DURANTE LA TORMENTA

El mundo se desmantela un tanto cuando en la placidez de una tarde como la de hoy, casi de verano, se produce una tormenta. Es un momento de desconcierto. El paseante salió de casa con indumentaria ligera y los pies al aire, los muchachos andaban celebrando por las calles la inminente llegada de la libertad, familias con niños pequeños habían tomado posesión de los parques. Y de repente, los signos del descalabro: el cielo de color plomo, el viento que arrastra objetos inesperados, el horizonte cerrado, el olor a humedad en el aire. Los viandantes se miran, sorprendidos. Revolotean los tejidos de sus ropas y el pelo revuelto les azota la cara. Es como si un ser superior diera la señal desde arriba: hay que echar a correr. La mayoría no consigue salvarse de la cortina de lluvia.

Es también ―confieso con algo de reparo la mezquindad― el momento de la venganza de los confinados en un interior por exceso de trabajo. Mala cosa es esta de que las tareas se acumulen con la llegada del buen tiempo; el encierro lo vuelve a uno rencoroso cuando el mundo florece al otro lado del cristal. Pero esta tarde es distinta, porque aunque no ha habido posibilidad de paseo ni disfrute del casi verano, en compensación el cielo nos brinda la oportunidad de espiar desde lo alto al jardinero que huye con la cortacésped, a los niños que escapan dando gritos, a los vecinos que caminan acelerados en dirección al refugio de comercios y portales.

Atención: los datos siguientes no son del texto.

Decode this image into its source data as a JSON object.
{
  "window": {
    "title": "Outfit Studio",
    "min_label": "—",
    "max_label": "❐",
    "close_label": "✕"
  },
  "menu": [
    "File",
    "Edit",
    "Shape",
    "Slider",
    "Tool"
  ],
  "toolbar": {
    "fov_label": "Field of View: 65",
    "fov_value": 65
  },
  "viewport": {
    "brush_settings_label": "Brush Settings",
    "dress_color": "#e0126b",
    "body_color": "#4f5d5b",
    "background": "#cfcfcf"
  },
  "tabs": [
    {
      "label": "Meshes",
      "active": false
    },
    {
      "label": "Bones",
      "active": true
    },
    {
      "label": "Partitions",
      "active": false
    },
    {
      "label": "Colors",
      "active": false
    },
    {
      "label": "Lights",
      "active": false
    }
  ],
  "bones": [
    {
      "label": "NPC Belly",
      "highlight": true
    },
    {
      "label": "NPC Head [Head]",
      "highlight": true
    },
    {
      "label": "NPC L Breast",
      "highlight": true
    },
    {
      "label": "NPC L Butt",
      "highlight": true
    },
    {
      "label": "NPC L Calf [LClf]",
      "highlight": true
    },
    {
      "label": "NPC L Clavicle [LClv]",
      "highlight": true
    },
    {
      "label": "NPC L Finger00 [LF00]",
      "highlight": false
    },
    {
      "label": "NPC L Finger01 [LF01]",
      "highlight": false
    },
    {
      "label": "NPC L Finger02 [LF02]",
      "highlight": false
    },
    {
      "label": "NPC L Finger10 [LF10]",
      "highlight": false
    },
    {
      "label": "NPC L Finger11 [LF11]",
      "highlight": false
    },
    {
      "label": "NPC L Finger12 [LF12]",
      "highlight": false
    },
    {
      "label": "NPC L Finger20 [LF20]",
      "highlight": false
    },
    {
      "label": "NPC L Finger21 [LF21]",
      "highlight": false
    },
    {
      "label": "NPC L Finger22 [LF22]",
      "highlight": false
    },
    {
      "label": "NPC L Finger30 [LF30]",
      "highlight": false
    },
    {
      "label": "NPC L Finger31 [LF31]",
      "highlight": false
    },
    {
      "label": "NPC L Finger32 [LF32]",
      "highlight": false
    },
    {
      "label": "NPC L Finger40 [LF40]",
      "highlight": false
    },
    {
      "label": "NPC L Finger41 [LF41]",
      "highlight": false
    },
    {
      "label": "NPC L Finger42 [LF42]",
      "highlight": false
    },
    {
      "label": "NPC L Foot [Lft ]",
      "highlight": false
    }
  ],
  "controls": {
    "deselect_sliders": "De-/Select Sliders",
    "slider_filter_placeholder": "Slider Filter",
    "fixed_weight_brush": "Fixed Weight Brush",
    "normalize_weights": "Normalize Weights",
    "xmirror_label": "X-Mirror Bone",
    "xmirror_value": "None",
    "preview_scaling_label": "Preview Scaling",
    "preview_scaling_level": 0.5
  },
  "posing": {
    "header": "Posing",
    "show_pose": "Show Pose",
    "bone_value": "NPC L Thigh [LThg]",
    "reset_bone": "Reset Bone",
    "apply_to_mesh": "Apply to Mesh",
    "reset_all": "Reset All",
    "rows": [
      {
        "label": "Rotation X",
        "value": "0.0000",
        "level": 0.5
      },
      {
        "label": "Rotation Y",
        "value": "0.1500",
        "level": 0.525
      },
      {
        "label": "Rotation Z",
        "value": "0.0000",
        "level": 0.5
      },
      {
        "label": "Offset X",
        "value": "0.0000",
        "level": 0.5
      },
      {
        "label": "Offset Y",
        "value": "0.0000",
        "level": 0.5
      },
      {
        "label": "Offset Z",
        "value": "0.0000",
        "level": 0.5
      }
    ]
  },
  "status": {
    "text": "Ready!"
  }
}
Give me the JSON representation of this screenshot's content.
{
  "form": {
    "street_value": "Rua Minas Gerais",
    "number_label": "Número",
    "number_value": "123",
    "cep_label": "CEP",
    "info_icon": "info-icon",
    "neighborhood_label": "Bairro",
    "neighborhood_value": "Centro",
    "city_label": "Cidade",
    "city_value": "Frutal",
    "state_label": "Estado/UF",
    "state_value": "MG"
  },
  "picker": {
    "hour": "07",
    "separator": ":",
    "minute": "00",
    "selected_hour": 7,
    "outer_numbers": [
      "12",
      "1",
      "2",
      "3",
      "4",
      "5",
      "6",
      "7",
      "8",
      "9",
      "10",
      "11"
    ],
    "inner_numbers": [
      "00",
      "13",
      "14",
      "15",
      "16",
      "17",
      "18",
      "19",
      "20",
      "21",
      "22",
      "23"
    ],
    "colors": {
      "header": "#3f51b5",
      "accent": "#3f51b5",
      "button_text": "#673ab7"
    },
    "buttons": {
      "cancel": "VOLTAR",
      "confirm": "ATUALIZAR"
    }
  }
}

Pequeñas miserias aparte, esta inesperada irrupción de las fuerzas naturales en la tarde primaveral me ha traído a la memoria un poema de Jorge Luis Borges titulado Barrio recuperado. Casi mejor le cedo el paso a su verbo contundente (no en vano, sigo teniendo una larga lista de tareas por hacer). El poema, perteneciente a su libro Fervor de Buenos Aires, dice así:

Nadie vio la hermosura de las calles
hasta que pavoroso en clamor
se derrumbó el cielo verdoso
en abatimiento de agua y de sombra.
El temporal fue unánime
y aborrecible a las miradas fue el mundo,
pero cuando un arco bendijo
con los colores del perdón la tarde,
y un olor a tierra mojada
alentó los jardines,
nos echamos a caminar por las calles
como por una recuperada heredad,
y en los cristales hubo generosidades de sol
y en las hojas lucientes
dijo su trémula inmortalidad el estío.

Sólo me permito una leve discrepancia con el maestro: él descubría la belleza de las calles después; yo la encuentro durante la tormenta.